Judge of the Connecticut Appellate Court
- In office April 25, 2014 – October 10, 2023
- Appointed by: Dan Malloy
- Preceded by: Richard A. Robinson
- Succeeded by: Dawne G. Westbrook

Judge of the Connecticut Superior Court
- In office 2004 – April 25, 2014

Personal details
- Born: Eliot Dalton Prescott January 21, 1965 (age 61) New Bedford, Massachusetts, U.S.
- Education: University of Massachusetts at Amherst (B.A.) University of Connecticut School of Law (J.D.)

= Eliot D. Prescott =

American judge (born 1965)

Eliot Dalton Prescott (born January 21, 1965) is an American lawyer and former judge on the Connecticut Appellate Court.

==Education==

Prescott was born on January 21, 1965, in New Bedford, Massachusetts. He earned his Bachelor of Arts in political science from the University of Massachusetts at Amherst in 1988. He received his Juris Doctor from the University of Connecticut School of Law in 1992, graduating with high honors.

==Legal career==

After graduating law school, Prescott served as the law clerk to the Honorable David M. Borden on the Connecticut Supreme Court. He also worked as an associate in the Washington, D.C. office of the law firm Fulbright & Jaworski.

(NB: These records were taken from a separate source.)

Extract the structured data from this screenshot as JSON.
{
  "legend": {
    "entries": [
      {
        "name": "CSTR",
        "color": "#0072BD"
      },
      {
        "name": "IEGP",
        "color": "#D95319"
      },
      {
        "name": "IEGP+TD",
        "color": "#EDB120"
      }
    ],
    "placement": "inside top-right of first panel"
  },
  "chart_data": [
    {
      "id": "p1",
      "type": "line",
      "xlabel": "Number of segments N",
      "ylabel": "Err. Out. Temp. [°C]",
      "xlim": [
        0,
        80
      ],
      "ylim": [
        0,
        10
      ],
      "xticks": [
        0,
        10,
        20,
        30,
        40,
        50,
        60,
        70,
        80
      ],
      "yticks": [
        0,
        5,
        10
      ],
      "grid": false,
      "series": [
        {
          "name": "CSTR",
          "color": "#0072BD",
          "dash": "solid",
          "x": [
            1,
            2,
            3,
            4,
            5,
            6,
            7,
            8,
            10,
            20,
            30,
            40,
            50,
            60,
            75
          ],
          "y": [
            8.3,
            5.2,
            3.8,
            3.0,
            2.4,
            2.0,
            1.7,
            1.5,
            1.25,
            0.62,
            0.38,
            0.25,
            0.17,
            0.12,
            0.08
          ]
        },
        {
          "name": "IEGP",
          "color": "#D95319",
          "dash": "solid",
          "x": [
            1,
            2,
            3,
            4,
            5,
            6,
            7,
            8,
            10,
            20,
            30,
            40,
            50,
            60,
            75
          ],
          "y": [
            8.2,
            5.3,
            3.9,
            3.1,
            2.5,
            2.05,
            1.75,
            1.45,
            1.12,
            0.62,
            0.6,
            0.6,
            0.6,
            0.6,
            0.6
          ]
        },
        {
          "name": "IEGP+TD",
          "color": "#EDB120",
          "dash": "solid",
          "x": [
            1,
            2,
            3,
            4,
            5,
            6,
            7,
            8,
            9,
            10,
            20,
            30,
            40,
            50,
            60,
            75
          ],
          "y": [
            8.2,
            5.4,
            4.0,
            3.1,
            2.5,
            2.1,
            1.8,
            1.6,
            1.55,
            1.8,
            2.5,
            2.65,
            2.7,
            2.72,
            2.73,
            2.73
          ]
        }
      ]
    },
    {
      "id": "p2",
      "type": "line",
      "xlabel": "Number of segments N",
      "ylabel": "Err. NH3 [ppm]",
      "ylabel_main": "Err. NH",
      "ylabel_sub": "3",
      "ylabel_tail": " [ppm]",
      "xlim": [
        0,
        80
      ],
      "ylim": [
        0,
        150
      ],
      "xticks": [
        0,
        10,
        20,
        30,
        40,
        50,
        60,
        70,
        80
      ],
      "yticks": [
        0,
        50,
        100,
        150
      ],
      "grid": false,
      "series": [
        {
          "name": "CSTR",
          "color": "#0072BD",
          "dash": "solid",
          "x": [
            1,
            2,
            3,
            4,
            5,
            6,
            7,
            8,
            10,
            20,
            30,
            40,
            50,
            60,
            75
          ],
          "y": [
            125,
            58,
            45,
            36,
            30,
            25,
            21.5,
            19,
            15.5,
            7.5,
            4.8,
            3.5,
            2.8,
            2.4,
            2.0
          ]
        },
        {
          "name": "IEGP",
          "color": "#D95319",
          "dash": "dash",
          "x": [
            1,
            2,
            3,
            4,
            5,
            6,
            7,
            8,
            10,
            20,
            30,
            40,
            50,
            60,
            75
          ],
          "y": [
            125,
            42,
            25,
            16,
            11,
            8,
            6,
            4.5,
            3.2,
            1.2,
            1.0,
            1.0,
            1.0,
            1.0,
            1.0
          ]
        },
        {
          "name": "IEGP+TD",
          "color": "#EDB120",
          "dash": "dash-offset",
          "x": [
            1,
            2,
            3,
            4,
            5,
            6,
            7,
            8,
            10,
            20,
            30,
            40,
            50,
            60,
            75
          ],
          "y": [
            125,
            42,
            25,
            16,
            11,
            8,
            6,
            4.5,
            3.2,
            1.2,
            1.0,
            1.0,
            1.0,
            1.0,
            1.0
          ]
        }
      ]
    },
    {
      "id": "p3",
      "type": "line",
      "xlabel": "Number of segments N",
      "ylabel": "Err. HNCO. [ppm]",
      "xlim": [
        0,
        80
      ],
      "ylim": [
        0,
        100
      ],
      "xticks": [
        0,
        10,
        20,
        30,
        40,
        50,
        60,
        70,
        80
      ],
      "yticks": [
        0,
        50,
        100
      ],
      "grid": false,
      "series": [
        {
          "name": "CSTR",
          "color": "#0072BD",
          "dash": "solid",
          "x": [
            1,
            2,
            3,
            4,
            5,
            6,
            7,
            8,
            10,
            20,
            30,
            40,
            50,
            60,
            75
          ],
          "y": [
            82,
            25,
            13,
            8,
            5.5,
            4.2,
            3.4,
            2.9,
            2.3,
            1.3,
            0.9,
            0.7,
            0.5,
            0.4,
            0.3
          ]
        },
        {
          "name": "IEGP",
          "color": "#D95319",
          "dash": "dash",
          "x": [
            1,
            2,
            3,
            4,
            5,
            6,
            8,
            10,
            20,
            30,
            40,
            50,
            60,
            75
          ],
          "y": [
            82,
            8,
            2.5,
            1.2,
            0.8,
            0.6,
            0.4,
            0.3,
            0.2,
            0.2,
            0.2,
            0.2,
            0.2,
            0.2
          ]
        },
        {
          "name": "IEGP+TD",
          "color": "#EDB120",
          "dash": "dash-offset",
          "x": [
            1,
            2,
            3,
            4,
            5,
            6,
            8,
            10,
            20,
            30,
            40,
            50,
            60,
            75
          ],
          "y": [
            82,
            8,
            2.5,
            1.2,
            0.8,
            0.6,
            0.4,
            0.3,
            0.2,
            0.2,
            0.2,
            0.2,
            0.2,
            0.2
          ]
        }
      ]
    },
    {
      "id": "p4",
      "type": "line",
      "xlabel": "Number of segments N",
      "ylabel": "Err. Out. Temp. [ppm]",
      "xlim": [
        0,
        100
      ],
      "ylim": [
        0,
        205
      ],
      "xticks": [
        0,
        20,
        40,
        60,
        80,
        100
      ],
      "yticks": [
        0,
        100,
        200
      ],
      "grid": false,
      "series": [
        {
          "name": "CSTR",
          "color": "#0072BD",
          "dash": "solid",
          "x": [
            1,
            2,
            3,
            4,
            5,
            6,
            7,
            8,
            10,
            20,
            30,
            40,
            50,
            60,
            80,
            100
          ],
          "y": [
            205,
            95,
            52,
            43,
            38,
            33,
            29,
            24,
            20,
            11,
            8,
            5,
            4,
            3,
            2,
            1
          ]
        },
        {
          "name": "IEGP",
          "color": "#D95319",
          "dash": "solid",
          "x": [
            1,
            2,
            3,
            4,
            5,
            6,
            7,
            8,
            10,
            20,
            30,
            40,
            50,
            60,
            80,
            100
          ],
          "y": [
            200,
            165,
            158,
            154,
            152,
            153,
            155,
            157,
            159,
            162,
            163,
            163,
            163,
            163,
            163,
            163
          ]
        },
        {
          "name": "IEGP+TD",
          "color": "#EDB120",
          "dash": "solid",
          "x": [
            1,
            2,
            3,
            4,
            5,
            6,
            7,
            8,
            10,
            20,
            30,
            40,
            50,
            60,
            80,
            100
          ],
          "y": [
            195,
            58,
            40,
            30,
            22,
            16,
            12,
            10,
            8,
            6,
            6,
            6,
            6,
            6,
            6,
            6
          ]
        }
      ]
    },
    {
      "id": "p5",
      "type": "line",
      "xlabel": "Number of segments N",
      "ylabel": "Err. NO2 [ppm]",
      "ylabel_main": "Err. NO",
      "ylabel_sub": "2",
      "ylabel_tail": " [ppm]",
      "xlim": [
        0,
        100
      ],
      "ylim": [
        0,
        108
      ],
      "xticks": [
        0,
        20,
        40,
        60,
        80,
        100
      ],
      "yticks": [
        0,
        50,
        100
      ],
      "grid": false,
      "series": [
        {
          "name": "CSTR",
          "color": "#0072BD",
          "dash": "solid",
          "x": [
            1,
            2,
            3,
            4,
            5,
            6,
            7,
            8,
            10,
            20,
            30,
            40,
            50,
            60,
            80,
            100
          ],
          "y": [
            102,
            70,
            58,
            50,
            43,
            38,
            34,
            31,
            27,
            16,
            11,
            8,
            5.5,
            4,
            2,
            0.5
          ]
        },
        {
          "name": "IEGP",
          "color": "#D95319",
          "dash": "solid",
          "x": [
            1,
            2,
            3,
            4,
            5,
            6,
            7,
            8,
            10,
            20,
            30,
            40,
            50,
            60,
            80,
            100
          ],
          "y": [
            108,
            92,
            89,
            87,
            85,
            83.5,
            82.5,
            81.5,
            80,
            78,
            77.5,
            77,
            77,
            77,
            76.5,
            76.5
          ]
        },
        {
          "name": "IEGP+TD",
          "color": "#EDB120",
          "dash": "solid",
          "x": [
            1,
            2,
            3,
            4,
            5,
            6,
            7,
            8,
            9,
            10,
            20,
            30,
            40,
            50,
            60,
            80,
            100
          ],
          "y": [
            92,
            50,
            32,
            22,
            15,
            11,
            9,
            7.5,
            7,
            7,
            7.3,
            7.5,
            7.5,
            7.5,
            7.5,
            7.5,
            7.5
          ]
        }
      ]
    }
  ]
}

In 1994, he returned to Connecticut where he served as an Assistant Attorney General in the Office of the Attorney General. In 2001, he became the Department Head of the Special Litigation Department within the Office of the Attorney General, where he supervised lawyers, accountants, paralegals and other support staff. During his tenure as an Assistant Attorney General, he represented the State of Connecticut in complex litigation matters in state and federal court, and argued more than 25 appeals in the Connecticut Supreme Court, Appellate Court and the United States Court of Appeals for the Second Circuit.

From 1998 to 2015, he was an Adjunct Professor of Law at the University of Connecticut School of Law, where he taught administrative law.

==Appointment to state appellate court==

On March 14, 2014, Governor Dan Malloy nominated Prescott to fill the vacancy created by Richard A. Robinson's appointment to the Connecticut Supreme Court in late 2013. Prescott's nomination was approved by the Connecticut General Assembly on April 25, 2014. He took senior status on October 10, 2023.